Definition
Called by Einstein 'the eighth wonder of the world' (attribution disputed but the principle is real). Compounding turns small consistent returns into large sums over decades. A $10,000 investment growing at 8% annually becomes ~$21,589 in 10 years, $46,610 in 20 years, and $100,627 in 30 years — the last decade adds nearly $54,000 by itself. The corollary: starting early matters far more than starting large. A 25-year-old investing $200/month can end up with more than a 35-year-old investing $400/month, both retiring at 65. Compounding also works against you with debt (credit cards, unpaid loans) — high interest compounds against the borrower.
A = P(1 + r/n)^(n·t)
A = final amount, P = principal, r = annual interest rate, n = compounding periods per year, t = years
Example
$10,000 principal at 8% annual return, compounded yearly over 30 years: A = 10,000 × (1.08)^30 = $100,627. Over 40 years: A = 10,000 × (1.08)^40 = $217,245 — more than doubling the 30-year result by adding just one more decade.
Frequently Asked Questions
What's the Rule of 72?
A quick mental shortcut: divide 72 by the annual return rate to estimate years to double your money.

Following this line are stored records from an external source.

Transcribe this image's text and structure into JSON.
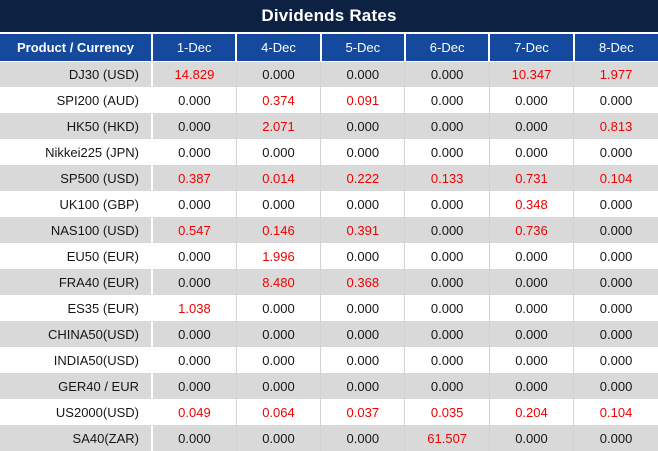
{
  "title": "Dividends Rates",
  "colors": {
    "title_bg": "#0d2143",
    "header_bg": "#14499d",
    "stripe_gray": "#d9d9d9",
    "value_red": "#f00000",
    "value_black": "#161616"
  },
  "table": {
    "corner_header": "Product / Currency",
    "date_headers": [
      "1-Dec",
      "4-Dec",
      "5-Dec",
      "6-Dec",
      "7-Dec",
      "8-Dec"
    ],
    "rows": [
      {
        "label": "DJ30 (USD)",
        "values": [
          "14.829",
          "0.000",
          "0.000",
          "0.000",
          "10.347",
          "1.977"
        ],
        "highlight": [
          true,
          false,
          false,
          false,
          true,
          true
        ]
      },
      {
        "label": "SPI200 (AUD)",
        "values": [
          "0.000",
          "0.374",
          "0.091",
          "0.000",
          "0.000",
          "0.000"
        ],
        "highlight": [
          false,
          true,
          true,
          false,
          false,
          false
        ]
      },
      {
        "label": "HK50 (HKD)",
        "values": [
          "0.000",
          "2.071",
          "0.000",
          "0.000",
          "0.000",
          "0.813"
        ],
        "highlight": [
          false,
          true,
          false,
          false,
          false,
          true
        ]
      },
      {
        "label": "Nikkei225 (JPN)",
        "values": [
          "0.000",
          "0.000",
          "0.000",
          "0.000",
          "0.000",
          "0.000"
        ],
        "highlight": [
          false,
          false,
          false,
          false,
          false,
          false
        ]
      },
      {
        "label": "SP500 (USD)",
        "values": [
          "0.387",
          "0.014",
          "0.222",
          "0.133",
          "0.731",
          "0.104"
        ],
        "highlight": [
          true,
          true,
          true,
          true,
          true,
          true
        ]
      },
      {
        "label": "UK100 (GBP)",
        "values": [
          "0.000",
          "0.000",
          "0.000",
          "0.000",
          "0.348",
          "0.000"
        ],
        "highlight": [
          false,
          false,
          false,
          false,
          true,
          false
        ]
      },
      {
        "label": "NAS100 (USD)",
        "values": [
          "0.547",
          "0.146",
          "0.391",
          "0.000",
          "0.736",
          "0.000"
        ],
        "highlight": [
          true,
          true,
          true,
          false,
          true,
          false
        ]
      },
      {
        "label": "EU50 (EUR)",
        "values": [
          "0.000",
          "1.996",
          "0.000",
          "0.000",
          "0.000",
          "0.000"
        ],
        "highlight": [
          false,
          true,
          false,
          false,
          false,
          false
        ]
      },
      {
        "label": "FRA40 (EUR)",
        "values": [
          "0.000",
          "8.480",
          "0.368",
          "0.000",
          "0.000",
          "0.000"
        ],
        "highlight": [
          false,
          true,
          true,
          false,
          false,
          false
        ]
      },
      {
        "label": "ES35 (EUR)",
        "values": [
          "1.038",
          "0.000",
          "0.000",
          "0.000",
          "0.000",
          "0.000"
        ],
        "highlight": [
          true,
          false,
          false,
          false,
          false,
          false
        ]
      },
      {
        "label": "CHINA50(USD)",
        "values": [
          "0.000",
          "0.000",
          "0.000",
          "0.000",
          "0.000",
          "0.000"
        ],
        "highlight": [
          false,
          false,
          false,
          false,
          false,
          false
        ]
      },
      {
        "label": "INDIA50(USD)",
        "values": [
          "0.000",
          "0.000",
          "0.000",
          "0.000",
          "0.000",
          "0.000"
        ],
        "highlight": [
          false,
          false,
          false,
          false,
          false,
          false
        ]
      },
      {
        "label": "GER40 / EUR",
        "values": [
          "0.000",
          "0.000",
          "0.000",
          "0.000",
          "0.000",
          "0.000"
        ],
        "highlight": [
          false,
          false,
          false,
          false,
          false,
          false
        ]
      },
      {
        "label": "US2000(USD)",
        "values": [
          "0.049",
          "0.064",
          "0.037",
          "0.035",
          "0.204",
          "0.104"
        ],
        "highlight": [
          true,
          true,
          true,
          true,
          true,
          true
        ]
      },
      {
        "label": "SA40(ZAR)",
        "values": [
          "0.000",
          "0.000",
          "0.000",
          "61.507",
          "0.000",
          "0.000"
        ],
        "highlight": [
          false,
          false,
          false,
          true,
          false,
          false
        ]
      }
    ]
  }
}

At 8% annual return, money doubles in ~72/8 = 9 years. At 12%: ~6 years. At 4%: ~18 years.
Does compounding work in a savings account?
Yes — high-yield savings accounts compound (typically daily or monthly). But real rates after inflation matter more than nominal rates: a 4% savings account with 3% inflation gives 1% real growth.
Can I lose money from compounding?
The math principle isn't the issue — negative annual returns compound losses too. A -20% year followed by a +20% year leaves you down 4% (100 → 80 → 96), not flat.